Additionally, looks like in the simulation the "string"s are very jiggly as opposed to for example this simulation where their length is absolutely constant. Is there a way to fix that? This is my current code.
There are a few issues here. First you are comparing two simulations with completely different inputs, so you can’t expect the same behavior numerically speaking! In your code, you are using huge objects. A good way to visualize things is to think that 1 unit in the physics world is 1 meter. In the simulation from myphysicslab, the balls are about 20cm wide. In your simulation, your are using balls of radius 20metters and your strings are 100m long. Because these values are so big, the constraints solver in nphysics will have a harder time to converge, hence the “jiggly” problem. You should use the same initial condition as in myphysicslab if you want to compare things.

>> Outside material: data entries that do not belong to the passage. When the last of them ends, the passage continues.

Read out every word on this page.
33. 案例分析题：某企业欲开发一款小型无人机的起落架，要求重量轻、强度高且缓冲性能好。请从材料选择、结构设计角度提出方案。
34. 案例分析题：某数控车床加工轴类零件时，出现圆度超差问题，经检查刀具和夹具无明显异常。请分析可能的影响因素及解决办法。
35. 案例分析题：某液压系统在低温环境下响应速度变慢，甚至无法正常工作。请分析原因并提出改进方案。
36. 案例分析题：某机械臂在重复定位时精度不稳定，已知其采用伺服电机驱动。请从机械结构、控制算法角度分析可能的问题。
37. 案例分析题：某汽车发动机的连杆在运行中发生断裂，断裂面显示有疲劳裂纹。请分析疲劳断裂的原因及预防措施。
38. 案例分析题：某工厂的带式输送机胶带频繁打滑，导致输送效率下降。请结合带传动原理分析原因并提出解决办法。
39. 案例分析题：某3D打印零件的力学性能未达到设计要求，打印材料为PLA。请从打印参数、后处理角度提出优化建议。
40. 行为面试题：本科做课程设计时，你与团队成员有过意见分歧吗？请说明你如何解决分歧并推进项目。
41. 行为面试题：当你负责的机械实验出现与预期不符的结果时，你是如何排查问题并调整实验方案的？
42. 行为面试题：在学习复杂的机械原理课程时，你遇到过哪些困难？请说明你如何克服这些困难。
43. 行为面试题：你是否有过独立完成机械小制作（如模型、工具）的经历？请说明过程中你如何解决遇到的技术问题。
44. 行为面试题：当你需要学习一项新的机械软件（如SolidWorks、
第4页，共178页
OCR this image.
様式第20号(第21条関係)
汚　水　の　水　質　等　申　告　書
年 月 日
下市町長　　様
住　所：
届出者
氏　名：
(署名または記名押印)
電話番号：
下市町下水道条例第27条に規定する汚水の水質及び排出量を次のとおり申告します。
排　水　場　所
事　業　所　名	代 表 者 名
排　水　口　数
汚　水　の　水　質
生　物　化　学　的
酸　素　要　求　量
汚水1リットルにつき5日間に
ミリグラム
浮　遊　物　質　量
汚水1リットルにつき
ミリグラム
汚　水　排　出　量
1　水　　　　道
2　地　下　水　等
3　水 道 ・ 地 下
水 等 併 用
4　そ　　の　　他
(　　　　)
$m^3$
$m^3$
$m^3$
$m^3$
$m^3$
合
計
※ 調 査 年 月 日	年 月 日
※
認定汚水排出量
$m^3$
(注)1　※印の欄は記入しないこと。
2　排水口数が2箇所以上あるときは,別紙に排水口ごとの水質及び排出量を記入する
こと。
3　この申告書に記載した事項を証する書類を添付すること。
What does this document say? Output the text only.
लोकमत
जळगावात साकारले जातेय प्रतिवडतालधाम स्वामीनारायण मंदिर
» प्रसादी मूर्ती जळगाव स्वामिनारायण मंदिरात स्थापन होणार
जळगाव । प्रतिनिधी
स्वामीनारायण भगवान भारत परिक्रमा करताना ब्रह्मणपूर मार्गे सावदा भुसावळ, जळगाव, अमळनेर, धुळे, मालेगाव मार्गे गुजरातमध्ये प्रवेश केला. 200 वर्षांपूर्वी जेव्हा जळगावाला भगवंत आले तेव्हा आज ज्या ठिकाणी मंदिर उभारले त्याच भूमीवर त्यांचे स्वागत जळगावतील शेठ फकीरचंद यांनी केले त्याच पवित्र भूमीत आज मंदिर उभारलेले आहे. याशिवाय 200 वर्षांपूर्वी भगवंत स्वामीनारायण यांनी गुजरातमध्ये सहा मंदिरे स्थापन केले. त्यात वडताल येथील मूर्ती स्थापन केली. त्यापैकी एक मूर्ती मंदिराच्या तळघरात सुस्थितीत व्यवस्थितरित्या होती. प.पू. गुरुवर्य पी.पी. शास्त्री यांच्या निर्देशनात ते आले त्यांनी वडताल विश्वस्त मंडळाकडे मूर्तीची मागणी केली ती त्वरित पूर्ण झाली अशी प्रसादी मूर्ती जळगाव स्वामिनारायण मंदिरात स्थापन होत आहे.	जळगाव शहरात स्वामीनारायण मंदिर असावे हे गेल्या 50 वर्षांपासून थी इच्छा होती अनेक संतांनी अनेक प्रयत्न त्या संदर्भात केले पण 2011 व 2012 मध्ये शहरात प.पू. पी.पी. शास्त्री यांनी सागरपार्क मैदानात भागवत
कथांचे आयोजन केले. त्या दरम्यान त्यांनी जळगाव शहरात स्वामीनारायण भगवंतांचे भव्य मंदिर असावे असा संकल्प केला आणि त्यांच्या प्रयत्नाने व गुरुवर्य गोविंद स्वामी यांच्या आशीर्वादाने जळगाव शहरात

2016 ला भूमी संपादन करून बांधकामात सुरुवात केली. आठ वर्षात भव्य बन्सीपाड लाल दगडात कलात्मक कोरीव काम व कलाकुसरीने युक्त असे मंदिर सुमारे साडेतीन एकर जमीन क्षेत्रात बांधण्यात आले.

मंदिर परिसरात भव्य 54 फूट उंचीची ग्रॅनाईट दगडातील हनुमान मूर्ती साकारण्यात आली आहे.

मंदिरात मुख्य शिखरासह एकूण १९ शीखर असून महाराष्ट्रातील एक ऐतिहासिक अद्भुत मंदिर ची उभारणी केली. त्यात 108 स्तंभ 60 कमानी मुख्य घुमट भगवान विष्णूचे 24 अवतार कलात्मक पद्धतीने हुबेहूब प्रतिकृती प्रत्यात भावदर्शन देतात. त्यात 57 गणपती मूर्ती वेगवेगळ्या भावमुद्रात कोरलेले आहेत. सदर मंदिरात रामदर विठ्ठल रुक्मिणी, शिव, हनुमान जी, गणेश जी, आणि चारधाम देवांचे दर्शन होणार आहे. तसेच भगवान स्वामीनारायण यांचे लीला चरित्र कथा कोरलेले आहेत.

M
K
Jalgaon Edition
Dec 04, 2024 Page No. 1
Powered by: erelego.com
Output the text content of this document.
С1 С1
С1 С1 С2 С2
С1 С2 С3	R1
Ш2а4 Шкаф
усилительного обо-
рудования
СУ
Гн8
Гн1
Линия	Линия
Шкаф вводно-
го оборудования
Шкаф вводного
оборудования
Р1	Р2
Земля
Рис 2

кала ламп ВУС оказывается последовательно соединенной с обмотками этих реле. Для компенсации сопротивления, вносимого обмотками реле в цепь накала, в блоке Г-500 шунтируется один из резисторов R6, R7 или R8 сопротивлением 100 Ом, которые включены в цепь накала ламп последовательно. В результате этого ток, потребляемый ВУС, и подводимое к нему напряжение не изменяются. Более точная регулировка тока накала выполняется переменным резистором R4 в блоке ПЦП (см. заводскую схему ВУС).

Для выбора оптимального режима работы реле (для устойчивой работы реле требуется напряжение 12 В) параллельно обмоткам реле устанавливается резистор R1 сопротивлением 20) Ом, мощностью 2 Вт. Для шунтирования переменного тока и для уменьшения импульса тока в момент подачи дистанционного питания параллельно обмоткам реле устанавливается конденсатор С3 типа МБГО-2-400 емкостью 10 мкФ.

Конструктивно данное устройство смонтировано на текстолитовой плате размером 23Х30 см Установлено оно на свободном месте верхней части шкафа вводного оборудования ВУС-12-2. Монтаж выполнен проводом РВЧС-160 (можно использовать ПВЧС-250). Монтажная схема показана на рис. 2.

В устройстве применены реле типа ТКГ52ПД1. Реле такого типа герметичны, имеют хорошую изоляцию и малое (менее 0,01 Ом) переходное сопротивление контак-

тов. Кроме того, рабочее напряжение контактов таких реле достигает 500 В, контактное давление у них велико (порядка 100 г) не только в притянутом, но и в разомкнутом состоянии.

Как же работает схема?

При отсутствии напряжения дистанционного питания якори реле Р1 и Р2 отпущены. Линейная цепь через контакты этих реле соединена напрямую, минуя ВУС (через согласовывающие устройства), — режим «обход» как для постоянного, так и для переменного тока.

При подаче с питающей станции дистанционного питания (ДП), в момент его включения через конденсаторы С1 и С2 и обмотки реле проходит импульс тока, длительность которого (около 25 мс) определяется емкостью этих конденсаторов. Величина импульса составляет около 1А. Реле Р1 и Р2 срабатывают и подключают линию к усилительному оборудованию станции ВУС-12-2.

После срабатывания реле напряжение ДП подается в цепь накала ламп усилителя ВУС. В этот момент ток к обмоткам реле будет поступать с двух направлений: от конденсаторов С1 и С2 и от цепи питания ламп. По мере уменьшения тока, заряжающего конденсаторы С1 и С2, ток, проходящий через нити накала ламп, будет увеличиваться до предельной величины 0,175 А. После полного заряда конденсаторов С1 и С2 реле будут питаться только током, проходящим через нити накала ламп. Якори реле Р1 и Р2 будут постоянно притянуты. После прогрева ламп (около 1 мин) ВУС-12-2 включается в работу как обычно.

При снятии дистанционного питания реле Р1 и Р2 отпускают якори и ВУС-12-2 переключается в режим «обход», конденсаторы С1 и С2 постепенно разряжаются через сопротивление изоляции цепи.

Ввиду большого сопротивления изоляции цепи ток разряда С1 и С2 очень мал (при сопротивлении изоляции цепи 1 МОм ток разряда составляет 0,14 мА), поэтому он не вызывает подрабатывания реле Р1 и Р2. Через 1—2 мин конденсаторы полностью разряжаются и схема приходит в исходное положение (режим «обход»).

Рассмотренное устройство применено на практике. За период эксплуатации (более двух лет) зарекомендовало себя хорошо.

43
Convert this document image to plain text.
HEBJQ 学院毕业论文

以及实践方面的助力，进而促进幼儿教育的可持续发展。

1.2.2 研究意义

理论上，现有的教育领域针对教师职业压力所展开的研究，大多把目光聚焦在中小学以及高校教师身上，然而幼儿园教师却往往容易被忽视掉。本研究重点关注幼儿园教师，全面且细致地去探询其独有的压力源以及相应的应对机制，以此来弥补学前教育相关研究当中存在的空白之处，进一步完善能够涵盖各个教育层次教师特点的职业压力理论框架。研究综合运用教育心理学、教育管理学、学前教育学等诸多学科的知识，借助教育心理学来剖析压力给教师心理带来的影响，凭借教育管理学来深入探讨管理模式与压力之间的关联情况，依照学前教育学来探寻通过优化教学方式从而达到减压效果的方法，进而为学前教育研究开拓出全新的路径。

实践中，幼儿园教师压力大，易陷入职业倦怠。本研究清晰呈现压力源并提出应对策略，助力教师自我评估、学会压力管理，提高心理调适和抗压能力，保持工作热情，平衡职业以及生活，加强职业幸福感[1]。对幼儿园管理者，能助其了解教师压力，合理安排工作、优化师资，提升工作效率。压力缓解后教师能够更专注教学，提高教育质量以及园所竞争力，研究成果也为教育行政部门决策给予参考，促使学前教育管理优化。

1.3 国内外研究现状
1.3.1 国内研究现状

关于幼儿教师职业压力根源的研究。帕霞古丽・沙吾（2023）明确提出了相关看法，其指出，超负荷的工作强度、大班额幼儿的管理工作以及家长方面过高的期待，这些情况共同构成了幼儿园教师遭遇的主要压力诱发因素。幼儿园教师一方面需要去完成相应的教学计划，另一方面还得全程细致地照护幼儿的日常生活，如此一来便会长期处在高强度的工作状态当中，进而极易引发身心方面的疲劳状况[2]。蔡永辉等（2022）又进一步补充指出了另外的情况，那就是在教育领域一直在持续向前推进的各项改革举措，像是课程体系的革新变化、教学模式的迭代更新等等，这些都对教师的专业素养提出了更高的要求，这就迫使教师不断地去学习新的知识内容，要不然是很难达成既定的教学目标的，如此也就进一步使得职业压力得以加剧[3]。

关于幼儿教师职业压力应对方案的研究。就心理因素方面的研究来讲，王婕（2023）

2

Though maybe I understand why you did this: if you use smaller values, the 2D visualization becomes too small to understand. Here is some code that sets up a 2D camera in kiss3d (Sidescroll) with a proper zoom to visualize a smaller scene. I also modified the FIRST_RADIUS and SECOND_RADIUS values to 1.0:
const FIRST_RADIUS: f32 = 1.0;
const SECOND_RADIUS: f32 = 1.0;
fn main() {
let mut window = Window::new("Double Pendulum");
window.set_light(Light::StickToCamera);
let mut camera = FirstPerson::new(Point3::new(0.0, -5.0, -0.0), Point3::new(0.0, -5.0, 0.0));
let mut planar_camera = Sidescroll::new();
planar_camera.set_zoom(100.0);
camera.set_up_axis(Vector3::new(0.0, 1.0, 0.0));
let pendulum1 = window.add_circle(0.1);
let pendulum2 = window.add_circle(0.1);
let mut model = Model {
world: create_world(2.0, 3.0),
pendulum1,
pendulum2,
};
while window.render_with_cameras(&mut camera, &mut planar_camera) {
for _ in 0..SIMULATION_SPEED_MULTIPLIER {
model.world.step();
}
model.draw(&mut window);
}
}
If you still think this is not accurate enough for your uses then you have two solutions:
mechanical_world.integration_parameters.max_velocity_iterations = 50.RevoluteJoint (based on reduced-coordinates) instead of of using rigid bodies with RevoluteConstraint (based on full-coordinates). The RevoluteJoint approach will be much more accurate for the reasons mentioned earlier.The jittering is gone with the smaller objects but I noticed that the system is losing energy over time. I intend this to act as a screensaver so if it loses energy it will become very boring quickly… Would using RevoluteJoint (and therefore the more accurate calculations) fix that? I’m trying to play with the example at nphysics.org but it looks like the chain in the Multibody example loses energy too… Damping is set to 0 so that’s not it either.
The damping is not set to 0 in the example of nphysics.org (except for the 3D universal joint which is indeed in perpetual motion). All joints are automatically initialized with some small non-zero damping. If you need a zero damping, you need to explicitly set it to zero with multibody.damping_mut().fill(0.0);.